A water back-up endorsement typically adds about $5 to $15 a month to a homeowners insurance policy, and a hidden-water endorsement, when available, costs a similar amount. The average cost of NFIP flood insurance is $64 a month nationwide.

How does homeowners insurance cover mold damage?

When mold damage results from a covered peril, homeowners insurance typically includes a sublimit, often about $25,000, for expenses related to mold and rot removal.

Mold and rot removal coverage typically applies to the following expenses:

  • Cleaning and/or replacing mold-damaged floors, walls and other surfaces.
  • Testing for the presence of additional mold and other microbes.
  • Additional living expenses or lost rent, if your home is uninhabitable during cleanup.

The sublimit for mold and rot removal typically does not apply to losses and/or expenses related to the covered peril that precedes a mold outbreak.

For example, if a tree falls onto your house, your policy’s normal dwelling, personal property and loss of use limits apply to damage caused by the tree itself. The mold and rot removal sublimit only applies to mold damage that may occur after the tree falls.

How do I file a mold damage claim?

One of the first things you need to do for any homeowners insurance claim, including one involving potential mold, is to protect your home from further damage. This includes sealing off broken windows or other openings with a tarp, plywood or other covering as soon as it is safe to do so, and removing items in damaged areas from harm’s way.

You also need to notify your insurance company of the damage at the earliest opportunity, in order for them to send an adjuster out to assess the damage.

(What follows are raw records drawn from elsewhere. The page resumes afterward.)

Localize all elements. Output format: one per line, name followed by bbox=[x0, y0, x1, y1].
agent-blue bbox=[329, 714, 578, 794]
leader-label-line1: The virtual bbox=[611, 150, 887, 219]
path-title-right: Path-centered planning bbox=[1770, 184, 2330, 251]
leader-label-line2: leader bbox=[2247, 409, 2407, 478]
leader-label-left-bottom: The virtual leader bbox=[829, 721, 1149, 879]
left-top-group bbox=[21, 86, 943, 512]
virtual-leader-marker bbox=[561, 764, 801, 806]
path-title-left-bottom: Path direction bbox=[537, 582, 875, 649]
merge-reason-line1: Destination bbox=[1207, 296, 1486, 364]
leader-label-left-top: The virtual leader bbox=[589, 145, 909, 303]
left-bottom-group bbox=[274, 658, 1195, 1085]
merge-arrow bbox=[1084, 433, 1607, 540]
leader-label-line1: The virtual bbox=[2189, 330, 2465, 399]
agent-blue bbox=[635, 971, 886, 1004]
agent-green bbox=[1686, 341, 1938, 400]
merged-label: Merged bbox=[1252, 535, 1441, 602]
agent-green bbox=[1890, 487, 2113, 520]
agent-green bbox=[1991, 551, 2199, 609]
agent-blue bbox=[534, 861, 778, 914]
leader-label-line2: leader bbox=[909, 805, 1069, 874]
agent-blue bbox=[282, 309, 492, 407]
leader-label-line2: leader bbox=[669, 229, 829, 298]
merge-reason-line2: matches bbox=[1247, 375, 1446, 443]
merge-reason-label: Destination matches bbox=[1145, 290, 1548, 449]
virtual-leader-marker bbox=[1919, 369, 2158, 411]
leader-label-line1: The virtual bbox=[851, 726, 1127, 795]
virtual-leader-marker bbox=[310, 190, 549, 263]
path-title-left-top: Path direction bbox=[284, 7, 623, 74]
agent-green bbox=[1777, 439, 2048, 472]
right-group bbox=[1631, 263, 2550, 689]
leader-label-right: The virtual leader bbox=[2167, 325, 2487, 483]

It may take up to 48 hours for signs of mold to become apparent, but it’s important to take photos of the damage right away. Having photos showing the condition of your home immediately after a covered peril strikes and the steps you have taken to prevent further damage helps document the validity of your claim.

If you’re not sure if your mold damage is eligible for coverage, it’s best to tell your insurance agent or claims representative that you are only “inquiring” about a mold damage claim. This gives you a chance to find out what may or may not be covered before you formally open a claim.

Once you open any home insurance claim, it is entered into the Comprehensive Loss Underwriting Exchange (CLUE) record for your home, even if you don’t receive an insurance payment. The presence of a mold claim in the CLUE database may make insurance companies think twice about insuring your home in the future, or charge a higher rate.

If the insurance company’s settlement offer is too low, you can request arbitration. In arbitration, you and the insurance company each present details of your claim to an “umpire.” If you need help preparing your case for arbitration, consider hiring a public adjuster or attorney.

How can I prevent mold outbreaks in my home?

Since mold poses potential health risks, can be costly to clean up and is rarely covered by insurance, it’s best to prevent mold from forming anywhere in your home in the first place.

Mold thrives in damp conditions and feeds on cellulose materials in wood, drywall and many types of ceiling tiles. Here are common tips for preventing potential mold outbreaks:

  • Avoid keeping carpets in basements, bathrooms and other wet areas.
  • Maintain your roof and clear moss off it to prevent water from getting into your home.
  • Allow air to circulate freely throughout all the rooms in your home.
  • Consider dehumidifiers to keep the humidity level in your home between 30% and 60%.
  • Use exhaust fans in your kitchen and bathroom.
  • Use bleach and other mold-killing products to clean bathrooms and other areas. Just make sure to heed each product’s safety warnings and never mix chlorine with ammonia.
  • Regularly inspect pipes, hoses and fittings for leaks and replace them when they show signs of wear.
  • Clear leaves and other debris from your rain gutters.
  • When cleaning mold, wear an N95 mask and gloves to minimize your contact with spores.